AI is the sensory system. It perceives — photo to condition report, speech to structured fields, free text to classified event. No rules engine can do this. No dropdown menu competes.
A dropdown says select issue type. AI reads water everywhere kitchen floor, classifies it as a plumbing emergency, extracts the location, and creates a structured event — all before the first rule fires. That’s not thinking. That’s seeing.
Problem 2: It Can’t Bootstrap
A rules engine needs rules. But most organizations don’t have written rules.

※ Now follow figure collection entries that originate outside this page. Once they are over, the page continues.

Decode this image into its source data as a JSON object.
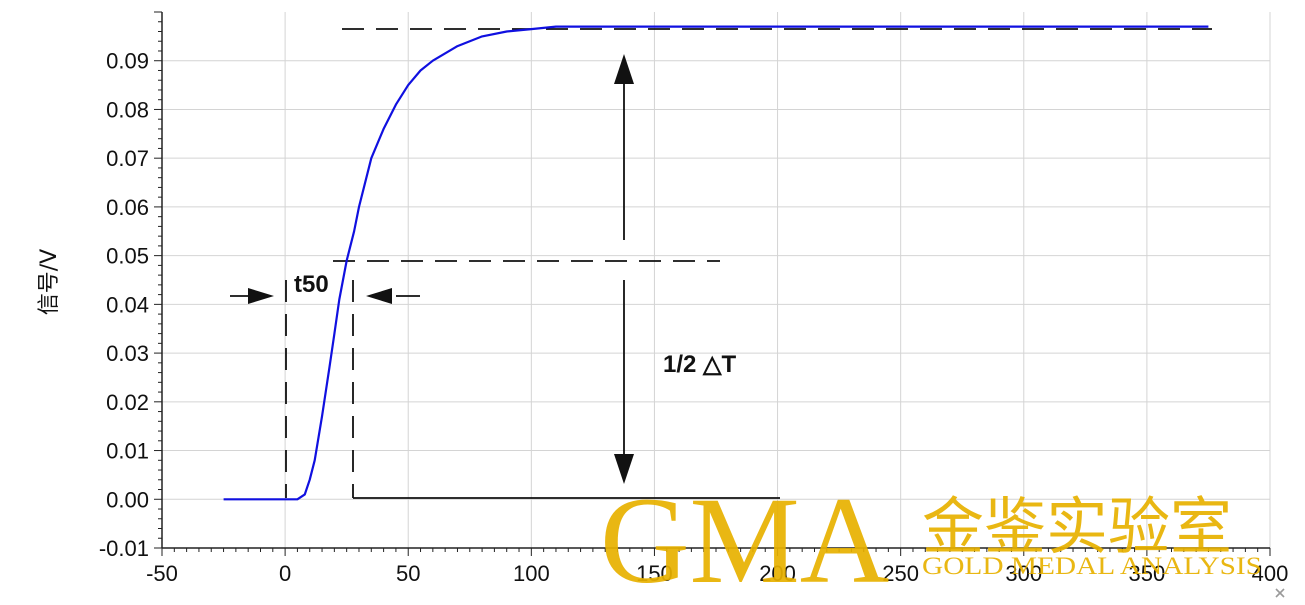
{
  "chart_data": {
    "type": "line",
    "title": "",
    "xlabel": "",
    "ylabel": "信号/V",
    "xlim": [
      -50,
      400
    ],
    "ylim": [
      -0.01,
      0.1
    ],
    "x_ticks": [
      "-50",
      "0",
      "50",
      "100",
      "150",
      "200",
      "250",
      "300",
      "350",
      "400"
    ],
    "y_ticks": [
      "-0.01",
      "0.00",
      "0.01",
      "0.02",
      "0.03",
      "0.04",
      "0.05",
      "0.06",
      "0.07",
      "0.08",
      "0.09"
    ],
    "grid": true,
    "series": [
      {
        "color": "#1010e0",
        "x": [
          -25,
          -15,
          -5,
          0,
          5,
          8,
          10,
          12,
          15,
          18,
          20,
          22,
          25,
          28,
          30,
          35,
          40,
          45,
          50,
          55,
          60,
          70,
          80,
          90,
          100,
          110,
          120,
          140,
          160,
          200,
          250,
          300,
          350,
          375
        ],
        "y": [
          0.0,
          0.0,
          0.0,
          0.0,
          0.0,
          0.001,
          0.004,
          0.008,
          0.017,
          0.027,
          0.034,
          0.041,
          0.049,
          0.055,
          0.06,
          0.07,
          0.076,
          0.081,
          0.085,
          0.088,
          0.09,
          0.093,
          0.095,
          0.096,
          0.0965,
          0.097,
          0.097,
          0.097,
          0.097,
          0.097,
          0.097,
          0.097,
          0.097,
          0.097
        ]
      }
    ],
    "annotations": {
      "t50_label": "t50",
      "delta_label": "1/2 △T"
    }
  },
  "watermark": {
    "logo": "GMA",
    "chinese": "金鉴实验室",
    "english": "GOLD MEDAL ANALYSIS",
    "color": "#e8b100"
  }
}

They have habits. Tribal knowledge. The way we’ve always done it. The person who knows how to inspect a water heater has been doing it for 15 years and never wrote it down. The office manager who routes work orders makes 30 judgment calls a day based on patterns she can’t articulate. The technician who just knows which vendor to call — that’s a policy, but it’s stored in his head, not in a system.
AI is the bootstrapper. It observes behavior and proposes rules.
I watched you route the last 10 HVAC calls. You always send TechCorp to buildings over 50 units and QuickFix to the smaller ones. Want me to formalize that as a routing policy?
You’ve inspected 30 water heaters. Every time the anode rod shows flaking, you flag it for replacement within 90 days. Should that be a policy?
Then the human approves, edits, or rejects — and now it’s a rule. Explicit, inspectable, auditable.
The Synthesis
A rules engine is the brain. AI is the eyes and the scribe.
When you try to make the AI the brain (the agent), you get hallucinations. When you make the AI the eyes (perception), you get a system that can actually scale.
You don’t need a smarter model. You need a better architecture.